So many jackets…

. . . so many forgotten cookies to be found in the pockets. It happened again today. I grab an old rain shell from the closet that I hadn’t worn in a long time. When I put it on, I feel something in the pocket. My hand closes around the Buddy Biscuit. And I remember. I remember everything. And I start to cry. It’s unexpected, like the cookie. It is a grief burst. I take the cookie man out of my pocket, put him on the table, and see that he’s broken. I try to put him back together, cry a little more, and then continue out the door with Teagan. I carry on with my day. But I don’t forget those broken pieces, that smiling cookie, my lost friend.

2 Comments

Filed under Grief and loss, Memory

2 responses to “So many jackets…

  1. I tried to leave this comment on your post on ALDF’s site about Alec and Teagan but couldn’t get it to work! Hopefully it will here:

    Wow, I found your story after following you here from your Teagan fan page on Facebook, which Janice posted a link too. I am so happy you and Teagan found each other and so and it makes my heart smile knowing that she will have such a wonderful, loving life with you.

    Your story about Alec struck so many chords with me. We lost our baby boy, Billy The Dog (this we jokingly referred to as his full name – when we caught him doing something bad we would say, “Billy The Dog, what are you eating?” just like when I was little my parents called me by my full name when I was getting in trouble) in December 2009 and still haven’t been able to bring ourselves to bring home another.

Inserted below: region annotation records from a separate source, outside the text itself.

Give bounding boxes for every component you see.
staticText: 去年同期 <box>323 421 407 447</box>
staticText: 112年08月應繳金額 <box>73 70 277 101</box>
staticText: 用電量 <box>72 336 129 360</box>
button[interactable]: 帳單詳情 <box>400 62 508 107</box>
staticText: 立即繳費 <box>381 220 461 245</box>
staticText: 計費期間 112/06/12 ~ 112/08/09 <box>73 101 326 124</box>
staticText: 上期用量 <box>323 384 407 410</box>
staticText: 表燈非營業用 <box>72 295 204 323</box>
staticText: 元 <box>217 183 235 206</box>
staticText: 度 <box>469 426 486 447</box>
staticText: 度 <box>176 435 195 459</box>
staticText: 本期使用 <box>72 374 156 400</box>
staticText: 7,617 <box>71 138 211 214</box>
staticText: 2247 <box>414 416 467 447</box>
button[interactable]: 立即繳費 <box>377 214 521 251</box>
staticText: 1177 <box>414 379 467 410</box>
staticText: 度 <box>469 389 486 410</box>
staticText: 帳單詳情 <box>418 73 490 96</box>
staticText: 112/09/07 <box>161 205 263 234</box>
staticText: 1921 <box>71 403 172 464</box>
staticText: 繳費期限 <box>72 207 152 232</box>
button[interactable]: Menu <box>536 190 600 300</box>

    Losing him felt similarly unfair although, honestly, we had a lot longer with him. He was almost 15 years old which is tremendous for a Dalmation. Before he died he had been having more and more trouble for months. He had recently contracted (but beaten!) Lyme disease, he had been having mobility problems and we’d been carrying him up and down 2 flights of stairs in our apartment building every time he had to go outside for months. This was no small task as he was large for a Dalmation and weighed about 75 pounds. However, with a mommy’s and daddy’s love we did it.

    Losing him was a particular shock because earlier that very day he had been to the vet and while they had diagnosed him with spinal stenosis (the cause of his lameness) they had otherwise found him in fairly good health, and told us basically he was going to lose more mobility but he wasn’t in any pain and we said OK, we’ll keep carrying him. That’s OK.

    However, for about the previous 2-3 weeks he had seemed depressed. Less interested in food, only eating people food when offered, and only very specific kinds. No interest in his dog food anymore. He was probably just done and ready to go. But we didn’t really see that.

    Sadly, we were actually out of the house when we died. We came home and found him gone, lying on his bed. For me instant hysteria took over. I just remember saying his name over and over and “Why? Why?” The vet just told us he was OK! It felt so unfair. I remember telling him over and over, “Billy I would have carried you every day for ten more years!”

    While the sharp pain of losing him isn’t a daily thing anymore, I still usually tear up just being in the neighborhood we lived in last with him now, and my thoughts always turn to him there, to times when he was more mobile and would run in the park with us.

    I think for me the hardest thing was just the sudden shock of it, and the fact that he was alone. Despite knowing he had a pretty good life, and certainly a long one, I regret all the walks he didn’t get, all the times I snapped at him in annoyance when he pestered for food or did something he wasn’t supposed to, and most of all I regret that he died all alone.

    I work on remembering the good times and knowing that we love him so very much. But it still sucks.

  2. Jenn, I just wanted to say thank you for this comment and for sharing your story about Billy The Dog. It dredged up so many thoughts and emotions in me! I wanted to take some time to ponder before responding (my grief process is slooooow – and people like you are a helpful part of that process), but I just wanted to let you know that I read it and was grateful; your story struck a lot of chords with me too!